Despite increasing competition from hamburger bars and other fast food outlets, our love of the humble and not-so-humble pie, eaten with knife and fork, fingers or straight from the bag, has put us at the top of the global pie-eating charts.
This year Taste Atlas ranked the meat pie at number 7 in the 50 most popular New Zealand foods, above fish and chips but below pavlova at the number 1 spot.
The exact number of pies sold in New Zealand is impossible to know for sure because most pies aren’t sold with a barcode but, according to 2020 data from Food Standards Australia/New Zealand, the average Kiwi eats 15 meat pies a year, three more than Aussie pie lovers. That put the number of pies eaten that year at just over 74 million – more per head than any other country.
Our favourite flavour is a close call. A 2020 Canstar survey found Kiwis’ favourite pie flavour is traditional mince and cheese (at 22%) followed closely by steak and cheese (21%). Steak and mushroom and potato top ranked third equal at 9% each. But there are regional differences. Seafood pies are commonly found in Auckland, Northland and the Coromandel; Nelson has a taste
for game-meat pies; Cantabrians are the most likely to insist on tomato sauce as a pie accompaniment.
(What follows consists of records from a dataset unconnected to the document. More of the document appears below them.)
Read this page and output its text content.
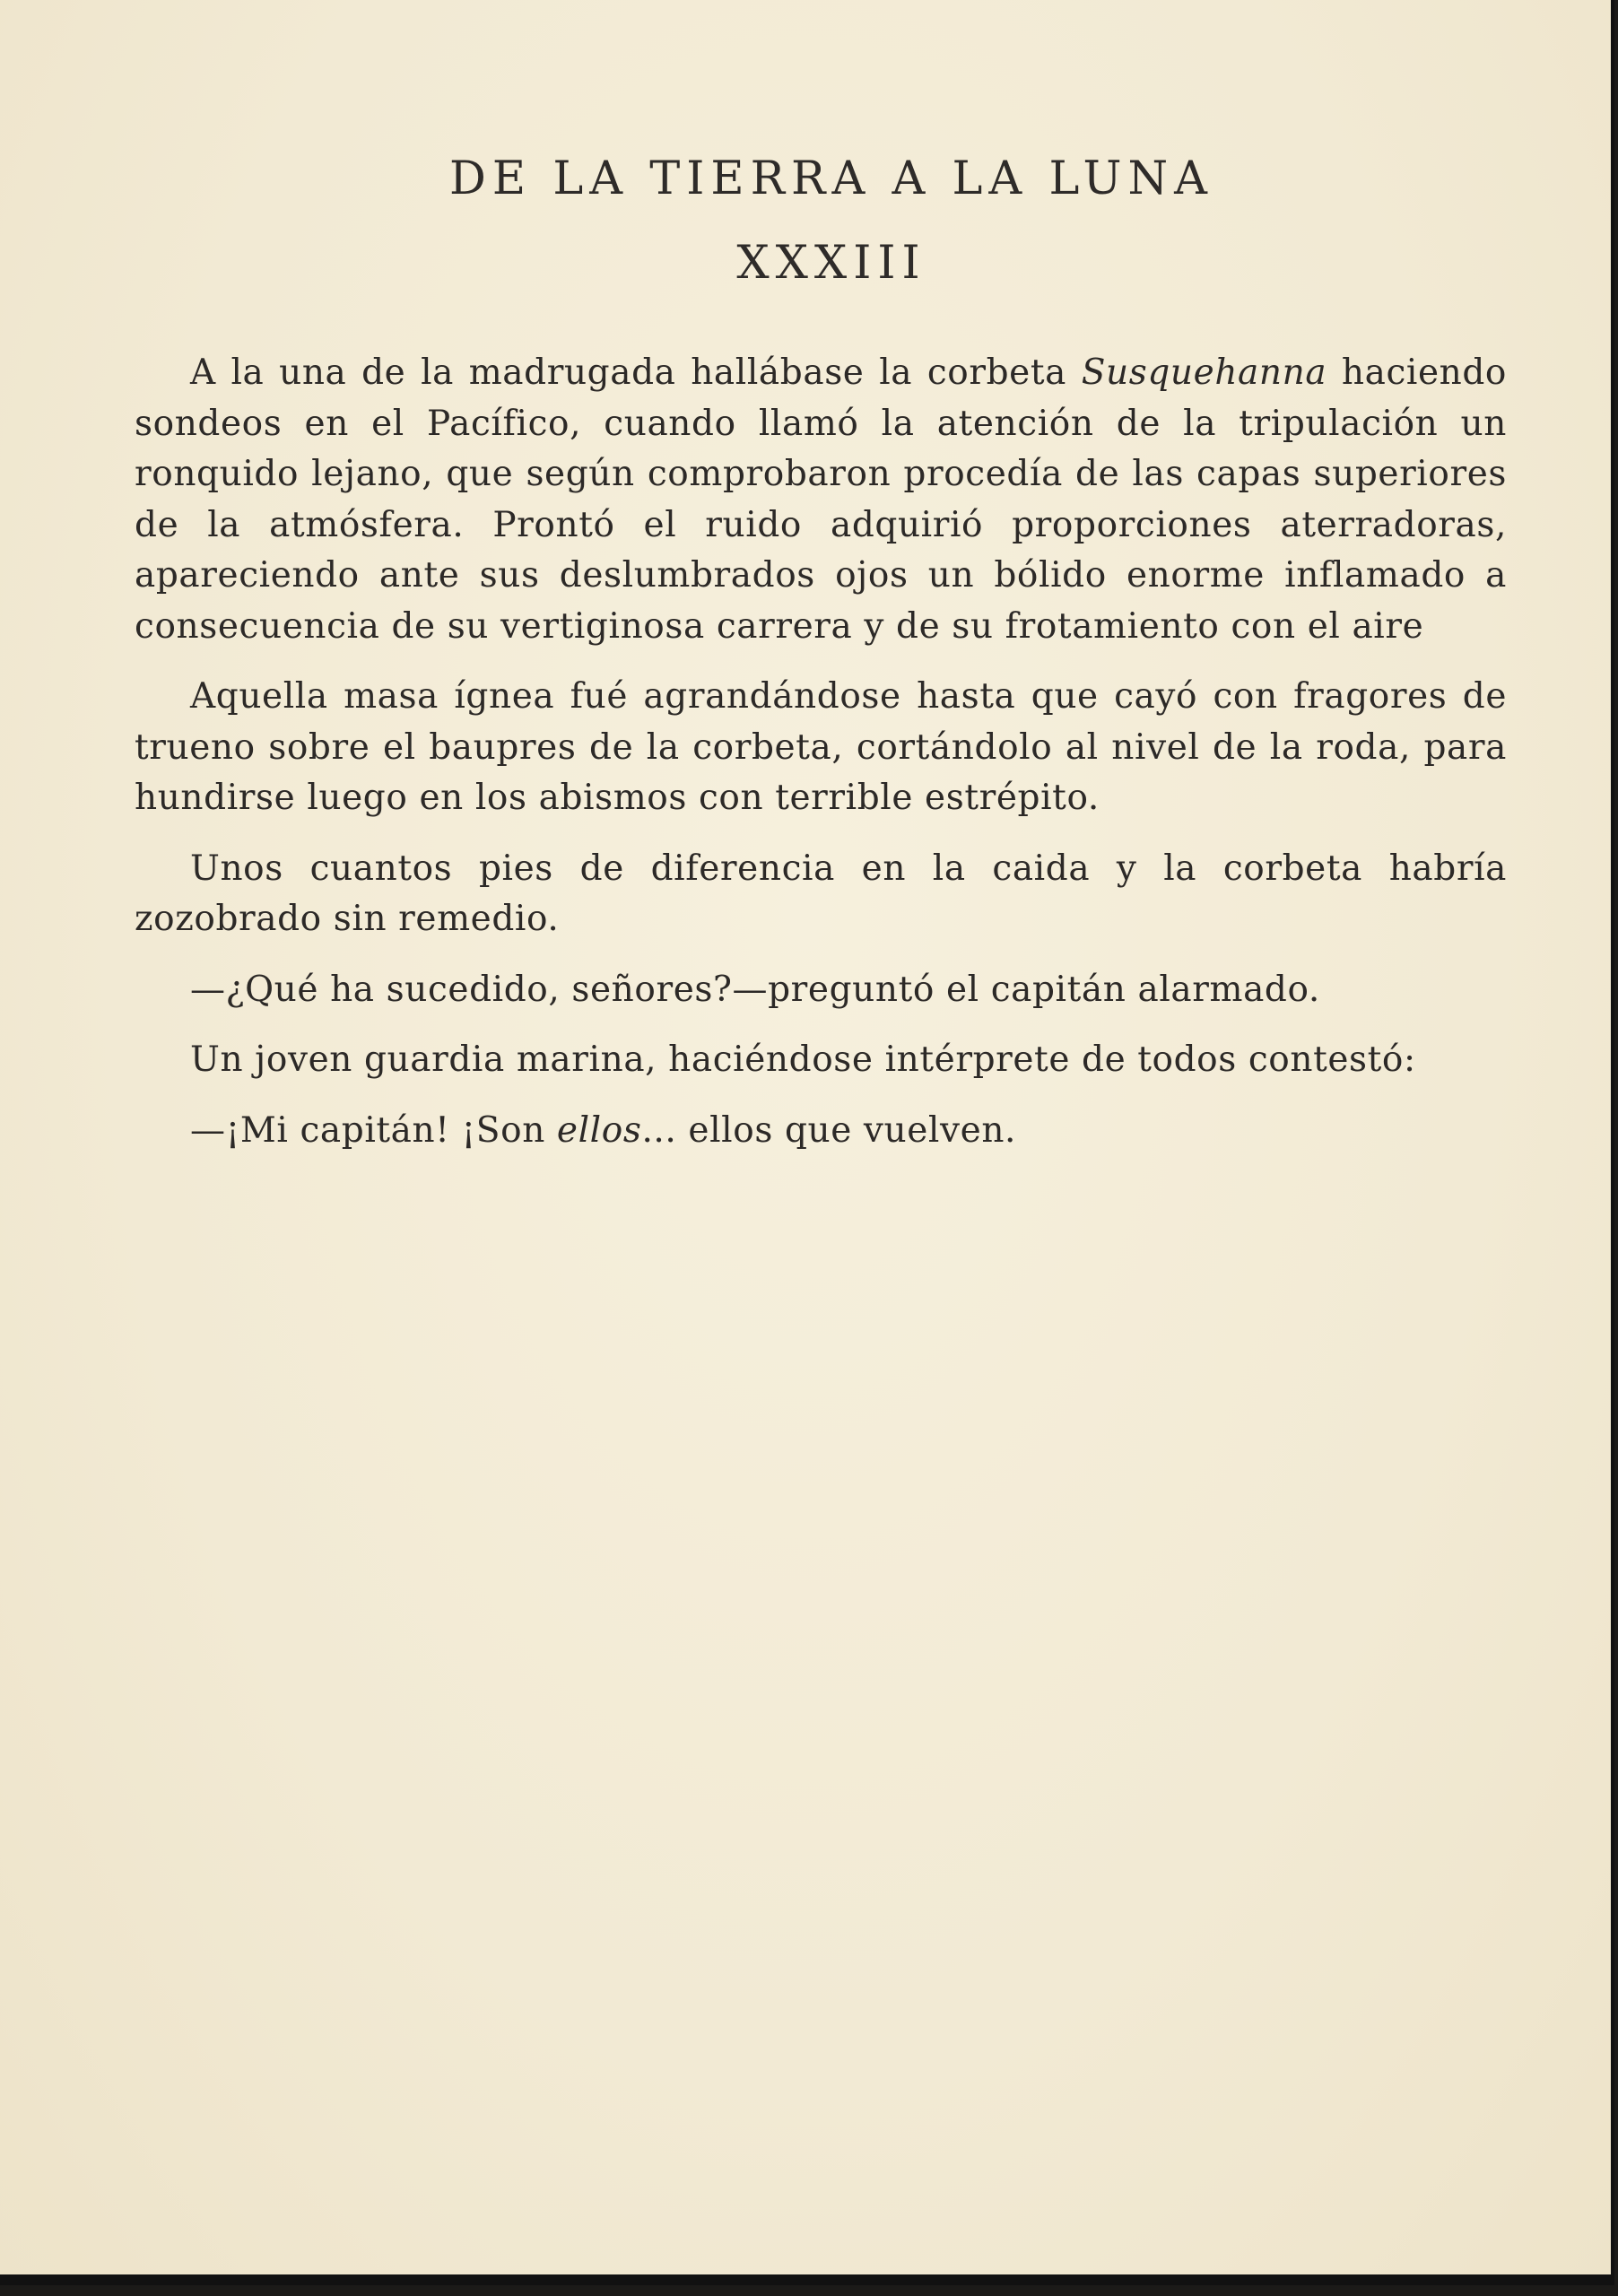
DE LA TIERRA A LA LUNA
XXXIII

A la una de la madrugada hallábase la corbeta Susquehanna haciendo sondeos en el Pacífico, cuando llamó la atención de la tripulación un ronquido lejano, que según comprobaron procedía de las capas superiores de la atmósfera. Prontó el ruido adquirió proporciones aterradoras, apareciendo ante sus deslumbrados ojos un bólido enorme inflamado a consecuencia de su vertiginosa carrera y de su frotamiento con el aire

Aquella masa ígnea fué agrandándose hasta que cayó con fragores de trueno sobre el baupres de la corbeta, cortándolo al nivel de la roda, para hundirse luego en los abismos con terrible estrépito.

Unos cuantos pies de diferencia en la caida y la corbeta habría zozobrado sin remedio.

—¿Qué ha sucedido, señores?—preguntó el capitán alarmado.

Un joven guardia marina, haciéndose intérprete de todos contestó:

—¡Mi capitán! ¡Son ellos... ellos que vuelven.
Our passion for pies dates back to the arrival of the first European settlers in the early 19th century – food historian Andre Tabar, who has written a book about the New Zealand pie, traces the earliest mention of a meat pie to a newspaper advertisement in 1863. The mutton pie, a speciality in Dunedin and across Otago and Southland regions, is thought to also have existed since colonial times.
Since opening its doors in 2010, the Fairlie Bakehouse had raised the pie bar far above such humble offerings.
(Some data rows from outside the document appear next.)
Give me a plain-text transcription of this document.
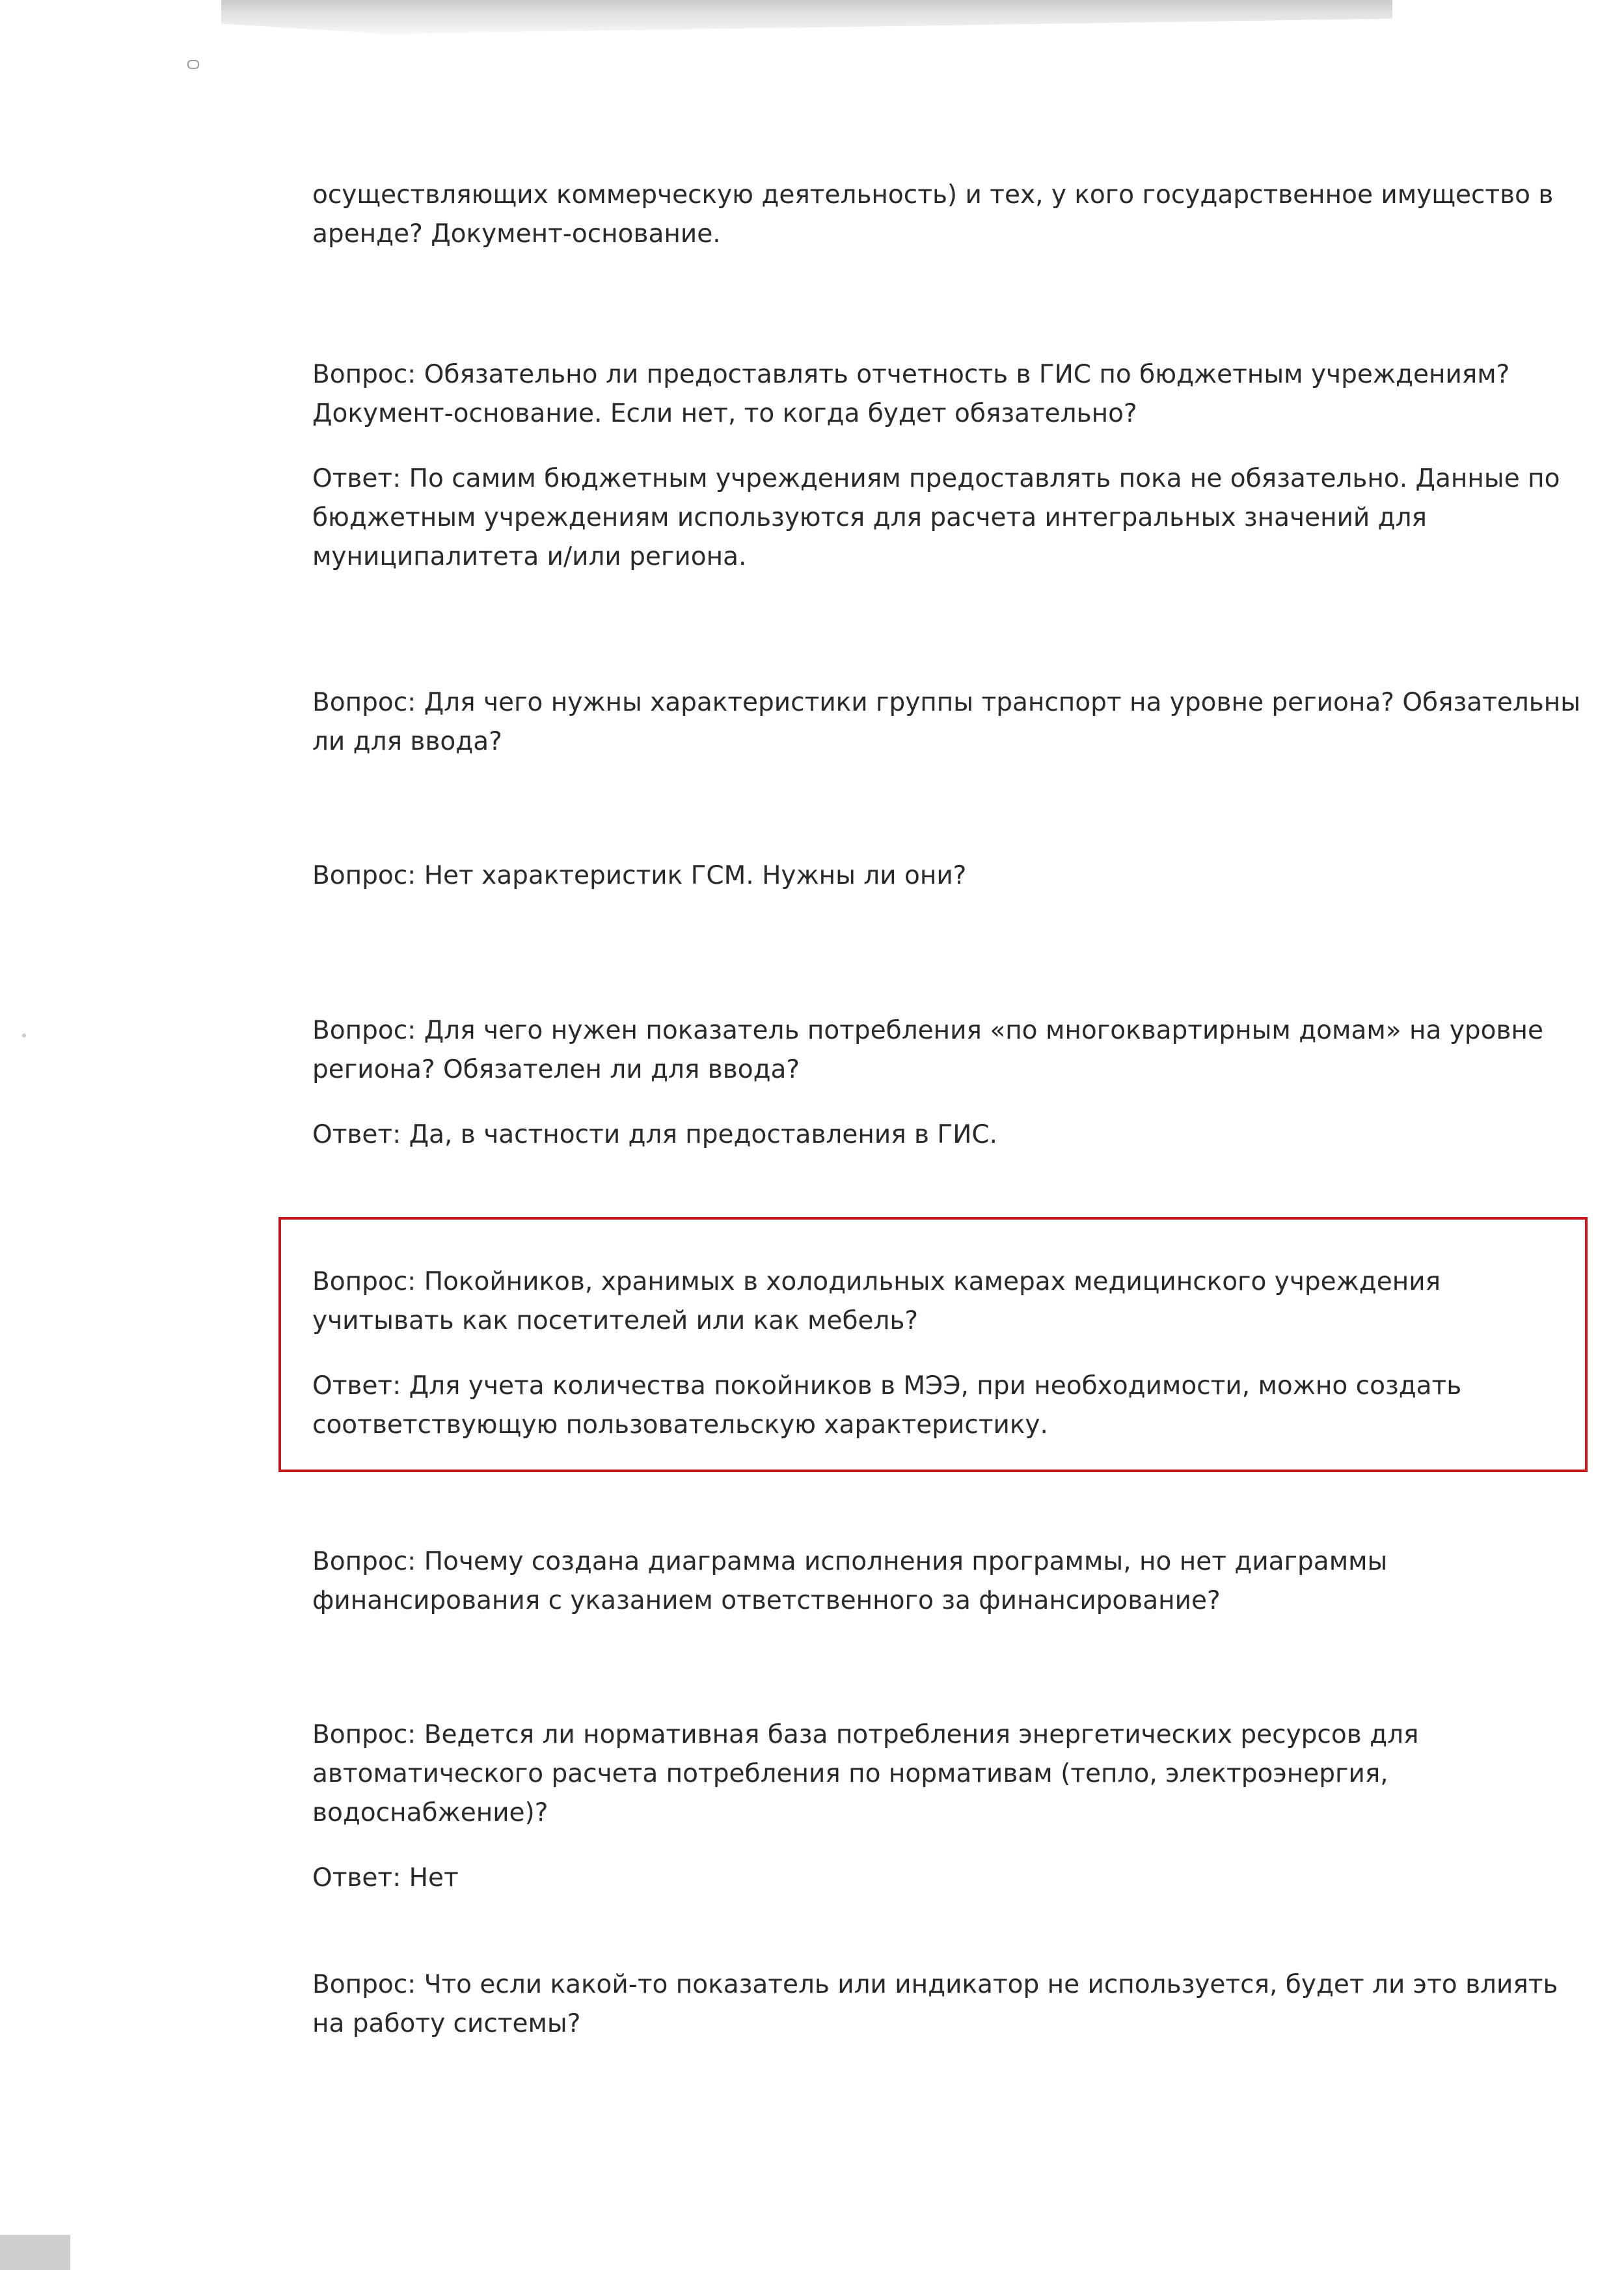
осуществляющих коммерческую деятельность) и тех, у кого государственное имущество в аренде? Документ-основание.

Вопрос: Обязательно ли предоставлять отчетность в ГИС по бюджетным учреждениям? Документ-основание. Если нет, то когда будет обязательно?

Ответ: По самим бюджетным учреждениям предоставлять пока не обязательно. Данные по бюджетным учреждениям используются для расчета интегральных значений для муниципалитета и/или региона.

Вопрос: Для чего нужны характеристики группы транспорт на уровне региона? Обязательны ли для ввода?

Вопрос: Нет характеристик ГСМ. Нужны ли они?

Вопрос: Для чего нужен показатель потребления «по многоквартирным домам» на уровне региона? Обязателен ли для ввода?

Ответ: Да, в частности для предоставления в ГИС.

Вопрос: Покойников, хранимых в холодильных камерах медицинского учреждения учитывать как посетителей или как мебель?

Ответ: Для учета количества покойников в МЭЭ, при необходимости, можно создать соответствующую пользовательскую характеристику.

Вопрос: Почему создана диаграмма исполнения программы, но нет диаграммы финансирования с указанием ответственного за финансирование?

Вопрос: Ведется ли нормативная база потребления энергетических ресурсов для автоматического расчета потребления по нормативам (тепло, электроэнергия, водоснабжение)?

Ответ: Нет

Вопрос: Что если какой-то показатель или индикатор не используется, будет ли это влиять на работу системы?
Its current menu includes bacon and salmon, smoked chicken and mushroom, Mackenzie lamb, silverside, and venison and cranberry, ranging in price from $6.00 to $10.00. The most popular variety, says Lieber, is the pork belly with apple sauce and crackling – the Bakehouse goes through six tonnes of pork a month. Their vegan pies are also growing year-on-year in popularity.
Lieber’s recipe for the perfect pie includes good cooking knowledge (the Bakehouse’s website insists they are bakers, “not manufacturers”), high quality, seasonal, preferably local ingredients for the fillings and two different type of pastry – non-flaky pastry for the base and flaky for the top.
A sense of flair is important and there is his “secret ingredient” that even his daughter doesn’t know.
Whatever it is, the Fairlie pies have been a boon for the small town. Now open seven days a week, closed only on Christmas Day and Boxing Day, the Bakehouse employs 65 staff and brings a constant stream of visitors to Fairlie. It has won the People’s Choice Award at the South Canterbury Chamber of Commerce Business Excellence Awards in 2015 and 2018, and the region’s hospitality award in 2013.
As Lieber says with a smile, “There’s no time for retirement now.”